Belinda memapaparkan, hasil riset yang dilakukan Tanrise Property belum lama ini tentang tren dan prediksi perkembangan pasar properti di 2021. Hasilnya, di sektor perumahan, rumah tapak (landed house) dengan harga di bawah Rp 500 juta akan menjadi incaran konsumen.

Sedangkan rumah dengan harga Rp 500 juta hingga Rp 1 miliar akan stabil namun sedikit tertunda penjualannya. Adapun rumah dengan harga di atas Rp 5 miliar akan terbatas, karena pasar rumah mewah akan dipengaruhi secondary market dari investor.

"Untuk sektor vertical housing atau apartemen, unit menengah bawah dengan rentang harga di bawah Rp 400 juta akan menjadi berat, karena low demand but high availability,” papar Belinda.

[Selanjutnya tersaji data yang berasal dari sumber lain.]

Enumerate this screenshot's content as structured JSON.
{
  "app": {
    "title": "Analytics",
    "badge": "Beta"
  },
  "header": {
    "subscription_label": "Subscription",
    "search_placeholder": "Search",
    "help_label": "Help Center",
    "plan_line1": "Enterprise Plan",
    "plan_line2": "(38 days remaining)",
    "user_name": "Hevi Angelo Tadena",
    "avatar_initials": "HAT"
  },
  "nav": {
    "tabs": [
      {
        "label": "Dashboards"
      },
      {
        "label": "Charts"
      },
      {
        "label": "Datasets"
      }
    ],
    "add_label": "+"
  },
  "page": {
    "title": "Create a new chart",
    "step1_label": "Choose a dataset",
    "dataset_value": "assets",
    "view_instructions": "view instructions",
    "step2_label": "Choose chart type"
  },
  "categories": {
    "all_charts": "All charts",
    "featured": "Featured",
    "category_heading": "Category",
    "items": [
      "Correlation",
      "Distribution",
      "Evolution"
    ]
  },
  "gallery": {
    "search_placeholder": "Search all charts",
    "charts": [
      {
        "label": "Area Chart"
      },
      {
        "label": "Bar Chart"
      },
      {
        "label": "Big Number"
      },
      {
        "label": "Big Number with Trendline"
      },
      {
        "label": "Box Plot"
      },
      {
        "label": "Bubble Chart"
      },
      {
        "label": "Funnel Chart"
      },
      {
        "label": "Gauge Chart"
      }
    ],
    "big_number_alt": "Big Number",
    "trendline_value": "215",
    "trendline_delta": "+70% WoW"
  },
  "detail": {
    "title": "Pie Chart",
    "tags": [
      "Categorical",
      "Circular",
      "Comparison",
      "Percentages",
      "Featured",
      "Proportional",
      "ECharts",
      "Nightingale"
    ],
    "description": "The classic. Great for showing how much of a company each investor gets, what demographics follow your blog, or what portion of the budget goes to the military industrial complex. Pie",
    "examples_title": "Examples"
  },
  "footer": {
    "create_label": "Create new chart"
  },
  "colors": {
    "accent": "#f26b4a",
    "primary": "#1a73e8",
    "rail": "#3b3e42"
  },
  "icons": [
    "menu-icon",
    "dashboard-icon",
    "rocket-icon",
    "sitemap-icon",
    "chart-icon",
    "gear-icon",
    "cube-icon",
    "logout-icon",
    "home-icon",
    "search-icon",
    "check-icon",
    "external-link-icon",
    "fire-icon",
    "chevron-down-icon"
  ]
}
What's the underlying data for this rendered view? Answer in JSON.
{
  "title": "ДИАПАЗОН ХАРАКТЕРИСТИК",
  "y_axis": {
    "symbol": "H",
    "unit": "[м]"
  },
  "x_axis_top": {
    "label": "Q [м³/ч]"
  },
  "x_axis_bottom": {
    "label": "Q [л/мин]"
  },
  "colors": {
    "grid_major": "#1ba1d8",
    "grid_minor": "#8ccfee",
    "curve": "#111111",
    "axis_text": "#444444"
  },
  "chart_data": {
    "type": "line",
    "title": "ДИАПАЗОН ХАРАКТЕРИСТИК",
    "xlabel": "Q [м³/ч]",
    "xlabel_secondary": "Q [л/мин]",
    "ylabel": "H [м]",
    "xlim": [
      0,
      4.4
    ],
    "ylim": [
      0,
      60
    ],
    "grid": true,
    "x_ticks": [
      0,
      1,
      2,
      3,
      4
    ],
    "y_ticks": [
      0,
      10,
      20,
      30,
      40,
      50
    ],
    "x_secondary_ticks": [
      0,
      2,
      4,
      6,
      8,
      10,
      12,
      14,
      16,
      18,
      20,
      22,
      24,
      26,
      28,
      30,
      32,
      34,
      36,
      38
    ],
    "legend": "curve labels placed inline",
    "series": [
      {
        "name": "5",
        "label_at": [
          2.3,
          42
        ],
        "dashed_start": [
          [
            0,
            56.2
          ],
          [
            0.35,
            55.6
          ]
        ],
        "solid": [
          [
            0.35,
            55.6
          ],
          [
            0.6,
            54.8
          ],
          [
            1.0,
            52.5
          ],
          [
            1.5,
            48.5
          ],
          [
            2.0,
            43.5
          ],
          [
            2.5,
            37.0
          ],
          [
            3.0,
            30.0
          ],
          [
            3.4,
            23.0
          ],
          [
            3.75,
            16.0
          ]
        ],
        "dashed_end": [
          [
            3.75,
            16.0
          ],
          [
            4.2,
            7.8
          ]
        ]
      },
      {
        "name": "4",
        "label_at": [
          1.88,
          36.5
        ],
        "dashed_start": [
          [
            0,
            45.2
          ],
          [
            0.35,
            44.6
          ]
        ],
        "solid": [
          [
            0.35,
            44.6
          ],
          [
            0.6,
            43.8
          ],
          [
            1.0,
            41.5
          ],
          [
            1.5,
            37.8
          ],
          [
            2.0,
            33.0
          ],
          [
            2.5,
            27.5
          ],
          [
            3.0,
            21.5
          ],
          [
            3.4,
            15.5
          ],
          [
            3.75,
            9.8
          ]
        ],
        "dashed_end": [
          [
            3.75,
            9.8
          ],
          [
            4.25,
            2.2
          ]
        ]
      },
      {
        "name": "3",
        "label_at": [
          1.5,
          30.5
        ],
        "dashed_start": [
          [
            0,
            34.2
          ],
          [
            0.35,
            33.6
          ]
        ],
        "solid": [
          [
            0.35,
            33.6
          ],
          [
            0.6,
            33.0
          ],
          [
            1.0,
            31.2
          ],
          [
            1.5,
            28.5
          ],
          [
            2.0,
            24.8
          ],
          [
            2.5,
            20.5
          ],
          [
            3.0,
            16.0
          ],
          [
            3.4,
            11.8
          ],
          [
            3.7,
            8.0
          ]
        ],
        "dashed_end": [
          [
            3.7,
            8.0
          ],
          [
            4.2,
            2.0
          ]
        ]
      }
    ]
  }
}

Lalu, hunian vertikal kelas menengah, yaitu antara Rp 500 juta sampai Rp 1 miliar masih akan didominasi oleh investor yang ingin mendapat tingkat pengembalian yang tinggi.

"Sedangkan, hunian vertikal kelas mewah, harga di atas Rp 3 miliar sangat terbatas sekali khususnya di Surabaya, sebab hunian ini memiliki segmen pasar khusus," tandasnya.

Riset juga menunjukkan, kata Belinda, cara pembayaran yang mudah masih merupakan daya tarik bagi pasar ini. Sebab, dalam sektor industrial, Covid-19 merombak pola konsumsi dunia, belanja melalui e-commerce sudah menjadi kebiasaan dan kebutuhan.

"Selain itu, kolaborasi antara e-commerce global dan nasional menjadi alasan peningkatkan sektor industrial properti. Sektor industrial menjadi satu-satunya sektor properti yang masih bertahan dan bergerak secara positif," tandasnya.

Menurut Belinda, properti masih menjadi pilihan investasi dibandingkan sektor lainnya. Kehadiran omnibus law, diyakini menambah kesempatan investasi baik dari investor dalam maupun luar negeri, dan suku bunga pinjaman bank single digit yang semakin menarik dan suku bunga deposito yang kecil. "Dana yang ditabung di bank masih berjumlah besar dan menjadi peluang untuk investasi di sektor properti," terang Belinda.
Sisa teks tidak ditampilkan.